"Imposta di soggiorno usata per spese di rappresentanza" scoppia il caso "pigne"

Piccoli gadget in ceramica sono stati acquistati per i gruppi che parteciperanno al Mandorlo in fiore, ma i soldi arrivano dalla tanto contestata tassa, attacco del Movimento 5 Stelle

Una pigna in ceramica tradizionale siciliana

Utilizzo degli incassi dell'imposta di soggiorno: dopo le polemiche per i lavori di riqualificazione di via Cesare Battisti scoppia il caso della "pigna".

Sì perché nei giorni scorsi il Comune ha disposto una spesa di 1.760 euro per l'acquisto di 85 pigne in ceramica realizzate a mano "simbolo fin dall'antichità di fortuna e prosperità in Sicilia". Per farne cosa? Gli oggetti costituiranno un piccolo regalo per i gruppi del prossimo Mandorlo In Fiore, dato che, dice l'ente, "è consuetudine che il sindaco incontri le delegazioni dei gruppi rappresentanti i patrimoni del'Unesco, per un saluto e uno scambio di doni"

Fin qui niente di particolare se non che le risorse arrivano dall'imposta di soggiorno, con i fondi che, a quanto pare, si continuano ad indicare come bloccati ma possono essere spesi in dodicesimi, anche se per piccole spese. 
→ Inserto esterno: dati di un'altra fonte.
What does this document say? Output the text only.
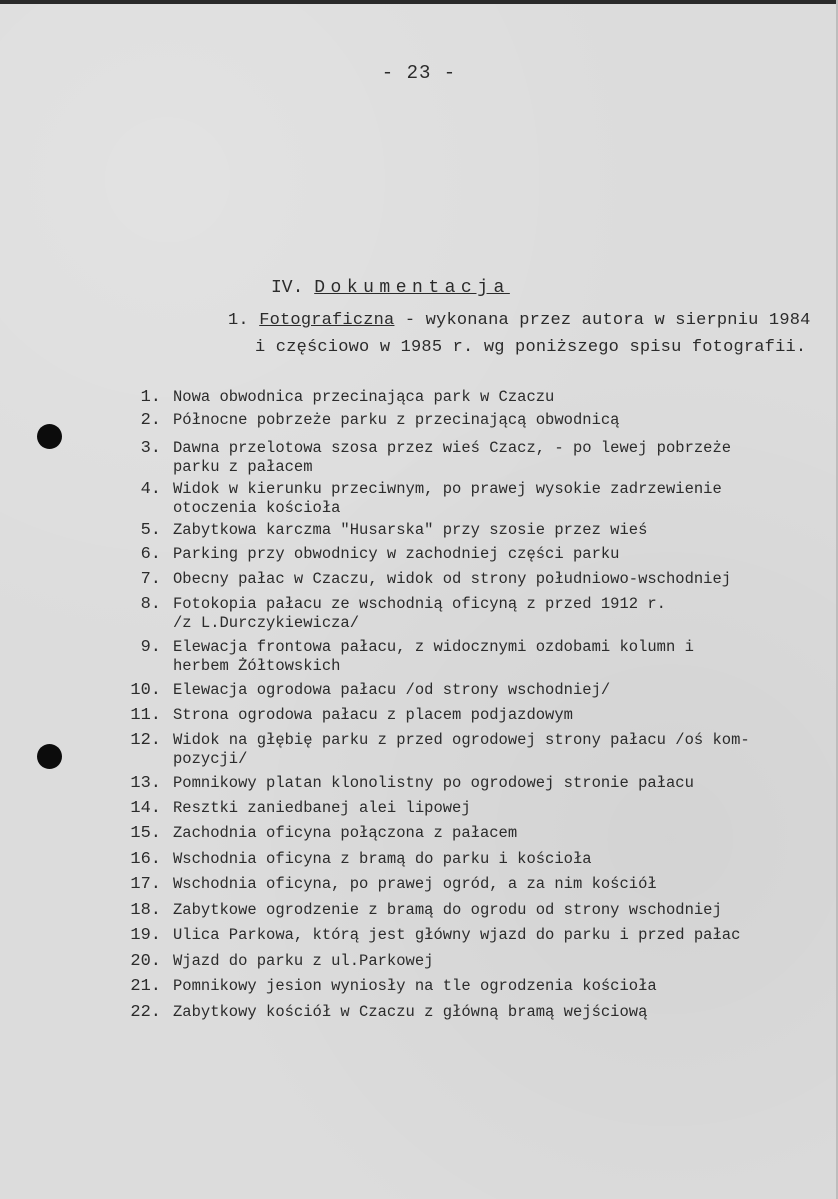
- 23 -
IV. Dokumentacja
1. Fotograficzna - wykonana przez autora w sierpniu 1984
i częściowo w 1985 r. wg poniższego spisu fotografii.
1. Nowa obwodnica przecinająca park w Czaczu
2. Północne pobrzeże parku z przecinającą obwodnicą
3. Dawna przelotowa szosa przez wieś Czacz, - po lewej pobrzeże
parku z pałacem
4. Widok w kierunku przeciwnym, po prawej wysokie zadrzewienie
otoczenia kościoła
5. Zabytkowa karczma "Husarska" przy szosie przez wieś
6. Parking przy obwodnicy w zachodniej części parku
7. Obecny pałac w Czaczu, widok od strony południowo-wschodniej
8. Fotokopia pałacu ze wschodnią oficyną z przed 1912 r.
/z L.Durczykiewicza/
9. Elewacja frontowa pałacu, z widocznymi ozdobami kolumn i
herbem Żółtowskich
10. Elewacja ogrodowa pałacu /od strony wschodniej/
11. Strona ogrodowa pałacu z placem podjazdowym
12. Widok na głębię parku z przed ogrodowej strony pałacu /oś kom-
pozycji/
13. Pomnikowy platan klonolistny po ogrodowej stronie pałacu
14. Resztki zaniedbanej alei lipowej
15. Zachodnia oficyna połączona z pałacem
16. Wschodnia oficyna z bramą do parku i kościoła
17. Wschodnia oficyna, po prawej ogród, a za nim kościół
18. Zabytkowe ogrodzenie z bramą do ogrodu od strony wschodniej
19. Ulica Parkowa, którą jest główny wjazd do parku i przed pałac
20. Wjazd do parku z ul.Parkowej
21. Pomnikowy jesion wyniosły na tle ogrodzenia kościoła
22. Zabytkowy kościół w Czaczu z główną bramą wejściową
Utilizzo fondi imposta di soggiorno, operatori turistici sul piede di guerra

Quanto basta per far scoppiare la polemica. "Nel regolamento dell'imposta - dice la consigliera M5S Marcella Carlisi - è scritto che gli interventi in materia di turismo sono 'da finanziare attraverso un apposito piano di utilizzo, sviluppato con la consulenza della consulta del turismo' che non si è ancora costituita. Ad oggi - continua - non si hanno notizie del piano di utilizzo che non è citato nell’atto di finanziamento della spesa". Secondo Carlisi, nelle more della costituzione della consulta (che potrebbe comunque già iniziare a lavorare) "il sindaco ha, invece, cominciato a prelevare dal gruzzoletto i primi soldi per spese che sono di rappresentanza e che non hanno niente a che vedere con la promozione turistica della città di Agrigento, non essendo nemmeno creati dai nostri artigiani.  Il regolamento della tassa - continua - che è una tassa di scopo, prevede che i soldi possano essere spesi per obiettivi ben precisi tra cui non rientra nemmeno la 'riammattonatura' e la 'fontanizzazione' di via Cesare Battisti,
finanziata coi soldi del 2018. Sarebbe il caso - conclude - che gli operatori del turismo controllassero come vengono spesi i soldi che raccolgono insieme alle proteste per una città senza servizi. In attesa del Mandorlo in fiore non sarebbe stato meglio dotare la città di gabinetti pubblici funzionanti?".